STF valida vaquejada como patrimônio cultural e esporte, com exigência de bem-estar animal

STF valida vaquejada como patrimônio cultural e esporte, com exigência de bem-estar animal

Em decisão apertada, ministros concordam que a prática pode continuar, desde que haja regulamentação que proteja os animais.

O Supremo Tribunal Federal (STF) declarou a constitucionalidade da Emenda Constitucional 96/2017, conhecida como a “PEC da vaquejada”, em sessão plenária realizada nesta quinta-feira (5). A decisão valida a prática da vaquejada como manifestação cultural e esporte, mas com a ressalva de que deve ser interpretada em conformidade com a Constituição e observar rigorosamente as regras de proteção ao bem-estar animal previstas na legislação.
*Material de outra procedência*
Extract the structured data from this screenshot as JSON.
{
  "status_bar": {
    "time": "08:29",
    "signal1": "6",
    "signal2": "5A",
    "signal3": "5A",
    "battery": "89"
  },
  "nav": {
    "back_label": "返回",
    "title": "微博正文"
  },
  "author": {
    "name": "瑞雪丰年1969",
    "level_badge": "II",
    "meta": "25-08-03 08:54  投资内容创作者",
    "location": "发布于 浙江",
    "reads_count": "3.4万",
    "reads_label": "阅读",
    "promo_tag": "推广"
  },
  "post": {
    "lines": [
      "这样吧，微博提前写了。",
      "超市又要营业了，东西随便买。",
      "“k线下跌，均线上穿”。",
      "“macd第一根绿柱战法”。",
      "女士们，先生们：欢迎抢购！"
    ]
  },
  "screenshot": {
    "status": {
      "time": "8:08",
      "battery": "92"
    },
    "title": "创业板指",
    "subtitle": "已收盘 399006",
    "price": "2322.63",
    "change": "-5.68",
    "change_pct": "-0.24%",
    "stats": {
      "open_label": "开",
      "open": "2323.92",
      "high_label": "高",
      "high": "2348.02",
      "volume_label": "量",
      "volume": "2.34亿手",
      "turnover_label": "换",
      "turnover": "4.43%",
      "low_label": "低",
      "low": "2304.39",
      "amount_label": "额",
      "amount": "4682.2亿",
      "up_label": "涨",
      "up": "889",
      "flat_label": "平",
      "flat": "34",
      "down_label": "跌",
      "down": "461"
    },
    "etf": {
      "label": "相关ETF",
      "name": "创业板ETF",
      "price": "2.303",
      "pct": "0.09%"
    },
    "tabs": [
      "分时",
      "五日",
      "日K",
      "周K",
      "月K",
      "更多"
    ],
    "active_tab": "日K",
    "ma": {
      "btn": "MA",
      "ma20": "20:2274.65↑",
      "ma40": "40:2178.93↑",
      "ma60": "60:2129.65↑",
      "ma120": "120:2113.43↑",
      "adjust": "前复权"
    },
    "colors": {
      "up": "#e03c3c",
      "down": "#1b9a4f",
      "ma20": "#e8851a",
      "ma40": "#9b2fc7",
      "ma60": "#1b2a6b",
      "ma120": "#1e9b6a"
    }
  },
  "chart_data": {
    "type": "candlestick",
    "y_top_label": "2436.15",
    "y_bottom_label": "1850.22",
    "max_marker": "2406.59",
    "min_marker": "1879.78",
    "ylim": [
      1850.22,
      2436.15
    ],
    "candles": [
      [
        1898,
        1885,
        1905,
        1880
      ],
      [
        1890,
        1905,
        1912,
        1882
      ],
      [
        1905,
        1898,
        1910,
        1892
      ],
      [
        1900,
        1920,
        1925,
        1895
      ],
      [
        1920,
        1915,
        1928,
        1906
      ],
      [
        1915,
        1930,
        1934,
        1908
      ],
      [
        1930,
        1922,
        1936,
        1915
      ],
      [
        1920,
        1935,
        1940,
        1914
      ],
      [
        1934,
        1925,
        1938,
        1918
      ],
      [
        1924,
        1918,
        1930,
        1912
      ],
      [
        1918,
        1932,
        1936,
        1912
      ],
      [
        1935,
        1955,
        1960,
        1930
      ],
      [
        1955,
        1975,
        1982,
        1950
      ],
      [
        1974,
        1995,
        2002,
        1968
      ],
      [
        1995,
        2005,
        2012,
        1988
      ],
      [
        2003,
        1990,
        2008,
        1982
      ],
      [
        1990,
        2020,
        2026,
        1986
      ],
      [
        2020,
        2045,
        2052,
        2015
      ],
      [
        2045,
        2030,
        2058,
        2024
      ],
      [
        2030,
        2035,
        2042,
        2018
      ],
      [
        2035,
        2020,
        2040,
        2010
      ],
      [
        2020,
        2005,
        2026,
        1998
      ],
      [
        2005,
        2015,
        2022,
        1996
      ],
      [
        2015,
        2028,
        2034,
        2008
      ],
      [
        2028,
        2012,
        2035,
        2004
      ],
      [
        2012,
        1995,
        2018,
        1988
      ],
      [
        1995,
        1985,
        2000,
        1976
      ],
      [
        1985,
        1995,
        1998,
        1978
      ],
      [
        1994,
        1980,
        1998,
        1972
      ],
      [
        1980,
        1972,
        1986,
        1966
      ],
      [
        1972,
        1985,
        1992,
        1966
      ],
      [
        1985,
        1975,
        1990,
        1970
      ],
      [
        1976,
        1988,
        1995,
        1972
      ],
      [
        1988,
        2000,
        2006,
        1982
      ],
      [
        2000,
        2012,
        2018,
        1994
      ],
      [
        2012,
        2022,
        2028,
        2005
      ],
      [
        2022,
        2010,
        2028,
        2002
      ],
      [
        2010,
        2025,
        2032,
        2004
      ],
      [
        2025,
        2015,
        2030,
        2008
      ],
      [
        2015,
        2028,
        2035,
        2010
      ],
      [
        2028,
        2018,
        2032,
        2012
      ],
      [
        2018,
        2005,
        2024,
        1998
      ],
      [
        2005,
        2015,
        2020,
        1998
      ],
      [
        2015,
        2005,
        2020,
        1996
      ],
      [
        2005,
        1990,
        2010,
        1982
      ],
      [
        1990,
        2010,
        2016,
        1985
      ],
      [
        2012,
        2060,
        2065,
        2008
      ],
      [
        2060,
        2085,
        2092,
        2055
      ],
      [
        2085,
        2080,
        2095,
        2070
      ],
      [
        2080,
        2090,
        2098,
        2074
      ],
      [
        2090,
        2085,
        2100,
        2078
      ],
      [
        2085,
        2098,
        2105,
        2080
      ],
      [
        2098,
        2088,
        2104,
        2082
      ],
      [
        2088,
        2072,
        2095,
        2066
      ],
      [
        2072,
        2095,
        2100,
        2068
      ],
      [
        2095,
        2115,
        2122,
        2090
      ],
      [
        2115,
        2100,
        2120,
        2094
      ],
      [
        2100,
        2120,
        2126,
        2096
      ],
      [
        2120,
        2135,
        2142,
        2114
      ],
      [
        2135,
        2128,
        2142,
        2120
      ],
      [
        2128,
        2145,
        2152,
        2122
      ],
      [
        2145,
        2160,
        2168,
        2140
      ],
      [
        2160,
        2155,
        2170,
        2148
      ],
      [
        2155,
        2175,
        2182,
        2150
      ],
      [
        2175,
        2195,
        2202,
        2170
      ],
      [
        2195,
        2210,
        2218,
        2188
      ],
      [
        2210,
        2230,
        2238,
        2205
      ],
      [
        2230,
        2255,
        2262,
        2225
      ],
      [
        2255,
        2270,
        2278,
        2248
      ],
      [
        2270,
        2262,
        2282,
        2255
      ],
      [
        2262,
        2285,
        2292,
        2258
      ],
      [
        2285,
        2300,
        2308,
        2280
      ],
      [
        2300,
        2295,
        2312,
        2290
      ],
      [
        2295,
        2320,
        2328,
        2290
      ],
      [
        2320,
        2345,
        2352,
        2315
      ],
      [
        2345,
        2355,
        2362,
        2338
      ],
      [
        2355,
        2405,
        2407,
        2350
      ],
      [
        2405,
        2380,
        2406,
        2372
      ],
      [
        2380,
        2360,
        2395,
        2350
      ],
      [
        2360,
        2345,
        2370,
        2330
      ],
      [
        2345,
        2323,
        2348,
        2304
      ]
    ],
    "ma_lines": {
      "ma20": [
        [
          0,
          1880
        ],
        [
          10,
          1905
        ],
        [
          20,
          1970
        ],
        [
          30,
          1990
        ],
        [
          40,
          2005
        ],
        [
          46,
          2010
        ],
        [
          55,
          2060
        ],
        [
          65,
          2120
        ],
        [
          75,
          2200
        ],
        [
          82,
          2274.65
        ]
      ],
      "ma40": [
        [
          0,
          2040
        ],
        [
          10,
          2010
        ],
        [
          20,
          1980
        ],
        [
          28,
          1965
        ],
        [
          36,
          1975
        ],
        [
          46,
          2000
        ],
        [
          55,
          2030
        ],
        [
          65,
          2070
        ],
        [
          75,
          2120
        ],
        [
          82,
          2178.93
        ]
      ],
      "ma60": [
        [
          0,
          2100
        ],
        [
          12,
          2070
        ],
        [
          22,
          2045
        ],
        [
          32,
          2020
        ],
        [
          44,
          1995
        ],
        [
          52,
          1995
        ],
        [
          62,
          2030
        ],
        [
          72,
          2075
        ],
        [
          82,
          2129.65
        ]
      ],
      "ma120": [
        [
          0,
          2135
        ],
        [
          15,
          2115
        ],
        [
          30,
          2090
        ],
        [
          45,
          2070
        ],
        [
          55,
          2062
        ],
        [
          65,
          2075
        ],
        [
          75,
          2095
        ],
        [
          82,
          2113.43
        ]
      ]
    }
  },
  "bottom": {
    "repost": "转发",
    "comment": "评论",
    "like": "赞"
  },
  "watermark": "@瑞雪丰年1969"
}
Contexto Histórico e a PEC da Vaquejada

A controvérsia sobre a vaquejada no STF remonta a 2016, quando o Tribunal invalidou uma lei do Ceará que regulamentava a prática, considerando-a cruel aos animais. Em resposta, o Congresso Nacional aprovou a EC 96/2017, que adicionou um parágrafo à Constituição estabelecendo que práticas desportivas com animais não seriam consideradas cruéis se fossem manifestações culturais reconhecidas como patrimônio imaterial e regulamentadas por lei que garantisse o bem-estar animal.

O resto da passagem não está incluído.